An educational pschylogist has called for a “nurturing” approach as children prepare for their new term.
A recent YouGov poll for Action for Children found that one in three (37%) of parents said they were worried their children would struggle to socialise and want to remain at home.
The charity Parent Talk says the pandemic had triggered a crisis for mums, dads and children on an “unprecedented scale.”
Last night Anne Wilson, an educational psychologist at Aberdeenshire Council, explained that a “nurturing” approach was needed to ensure children, parents and teachers can adapt to the new normal as the new school term approaches.
Throughout lockdown a council-run phone line and e-mail account has been available for anyone with an education or well-being concern regarding a child or young person.
The service has also been posting videos that have reached people across the region.
She said: “The phoneline has mostly been used by parents about worries they have had, whether it be getting kids to focus on work or on how best to help them with schoolwork. We do expect the phone line to get busier as time goes on.
“It certainly is normal to feel concerned about schools going back, and a nurturing approach is incredibly important as we approach the new term.”
She added that due to the success of virtual schooling, lessons could be taken from this period and adapted for the future.
Online, or blended, learning could be used to help children who need a break from school – for mental health reasons, for example.
Mrs Wilson added: “The IT has really been stepped up in Aberdeenshire, which has been a huge help working and schooling from home.
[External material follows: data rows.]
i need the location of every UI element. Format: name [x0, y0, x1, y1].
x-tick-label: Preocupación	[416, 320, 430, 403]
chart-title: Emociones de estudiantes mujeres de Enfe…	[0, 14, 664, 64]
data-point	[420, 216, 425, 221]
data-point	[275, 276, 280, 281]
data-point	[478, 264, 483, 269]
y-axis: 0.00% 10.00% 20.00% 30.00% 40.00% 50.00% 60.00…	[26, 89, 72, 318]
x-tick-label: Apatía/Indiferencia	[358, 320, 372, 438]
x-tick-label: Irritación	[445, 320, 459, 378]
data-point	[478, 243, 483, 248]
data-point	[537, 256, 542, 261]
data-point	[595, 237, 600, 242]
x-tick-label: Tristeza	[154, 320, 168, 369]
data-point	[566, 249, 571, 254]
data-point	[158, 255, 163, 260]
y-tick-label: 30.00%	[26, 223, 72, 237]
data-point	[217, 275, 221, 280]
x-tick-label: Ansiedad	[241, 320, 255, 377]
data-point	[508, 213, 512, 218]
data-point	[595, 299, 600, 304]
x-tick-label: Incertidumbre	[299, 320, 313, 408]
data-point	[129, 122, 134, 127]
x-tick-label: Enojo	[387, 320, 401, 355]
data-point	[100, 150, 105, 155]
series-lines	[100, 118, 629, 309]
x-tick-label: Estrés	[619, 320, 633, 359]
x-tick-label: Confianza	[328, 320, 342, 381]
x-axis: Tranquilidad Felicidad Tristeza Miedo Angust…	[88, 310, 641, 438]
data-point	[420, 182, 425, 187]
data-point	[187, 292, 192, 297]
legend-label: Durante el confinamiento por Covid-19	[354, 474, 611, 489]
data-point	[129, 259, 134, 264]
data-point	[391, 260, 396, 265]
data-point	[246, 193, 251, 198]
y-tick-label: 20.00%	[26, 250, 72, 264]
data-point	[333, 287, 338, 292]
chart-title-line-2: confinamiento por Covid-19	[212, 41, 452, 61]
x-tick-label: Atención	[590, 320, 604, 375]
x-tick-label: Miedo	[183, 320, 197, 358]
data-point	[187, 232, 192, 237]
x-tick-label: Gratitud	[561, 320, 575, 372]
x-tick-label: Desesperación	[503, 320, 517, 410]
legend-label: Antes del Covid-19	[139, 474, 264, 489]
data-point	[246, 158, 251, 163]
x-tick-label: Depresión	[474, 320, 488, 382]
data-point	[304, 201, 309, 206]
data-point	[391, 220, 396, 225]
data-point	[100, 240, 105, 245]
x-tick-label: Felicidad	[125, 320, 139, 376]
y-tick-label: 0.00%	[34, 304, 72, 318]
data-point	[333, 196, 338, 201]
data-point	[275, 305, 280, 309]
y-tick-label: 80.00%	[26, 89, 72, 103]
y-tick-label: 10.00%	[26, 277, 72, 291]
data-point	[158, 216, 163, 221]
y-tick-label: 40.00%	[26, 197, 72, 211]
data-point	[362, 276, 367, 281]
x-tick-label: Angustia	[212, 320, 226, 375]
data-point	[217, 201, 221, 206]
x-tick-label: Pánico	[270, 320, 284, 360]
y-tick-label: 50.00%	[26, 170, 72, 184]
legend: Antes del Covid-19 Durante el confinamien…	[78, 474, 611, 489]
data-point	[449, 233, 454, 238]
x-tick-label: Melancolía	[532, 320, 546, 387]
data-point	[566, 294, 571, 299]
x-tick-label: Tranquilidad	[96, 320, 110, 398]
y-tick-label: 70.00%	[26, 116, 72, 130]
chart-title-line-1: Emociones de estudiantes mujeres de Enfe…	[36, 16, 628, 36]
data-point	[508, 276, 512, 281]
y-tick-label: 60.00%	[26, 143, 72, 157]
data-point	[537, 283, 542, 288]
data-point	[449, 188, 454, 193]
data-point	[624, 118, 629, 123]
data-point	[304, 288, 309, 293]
“We’ve also managed to do some virtual tours of new schools for children who are due to transition from P7 to S1 for example, and this has been really useful for children with additional support needs.”
On how the pandemic will affect children’s mental health in the long-term, she said it was “impossible to speculate”.
Once term starts, 12 new counsellors will also be in place to support pupils.
Last night, an Aberdeenshire Council spokesman added: “Schools have been considering how they will best support children and young people, as well as staff, for some time.
“We understand that many families have been impacted by lockdown and therefore nurture and well-being will be a key priority as children return to school.”
This month’s YouGov poll also found 36% of parents were dealing with feelings of social isolation in their children, with many affected by sleeplessness or anxiety.
A further 33% of parents said they felt “out of their depth” when it came to supporting their children during lockdown, while 43% said they themselves had suffered from anxiety.
Parent Talk is now urging politicians to prioritise children’s mental health in the Covid recovery planning, and to provide adequate funding to meet the surge in need feared in the months ahead.
Lynn Giles, Parent Talk manager at Action for Children, said: “As the immediate health crisis passes we now need to turn our attention to the scars coronavirus has left on families struggling with a whole new reality – with many grieving from having lost loved ones, and others worrying about their jobs and their futures.
“With so many mums and dads in desperate need of guidance, a service like Parent Talk is needed now more than ever.”
Meanwhile, Aberdeenshire Council has carried out a survey to assess how it has cared for children throughout the pandemic.
Under Funding Follows the Child, local authorities are responsible for ensuring that there is a funded place available for all eligible children in their area, including using services from private and third sector providers, including childminders.
Surveys were sent to 40 providers, who overall praised the authority’s support – which has ranged from establishing a new website to celebrate the achievements of youngsters, delivering books and running information sessions.
Education committee chairwoman Gillian Owen said: “I am really pleased to see this fantastic feedback from funded providers and it is great that the service is providing such high levels of support during a time of global crisis.”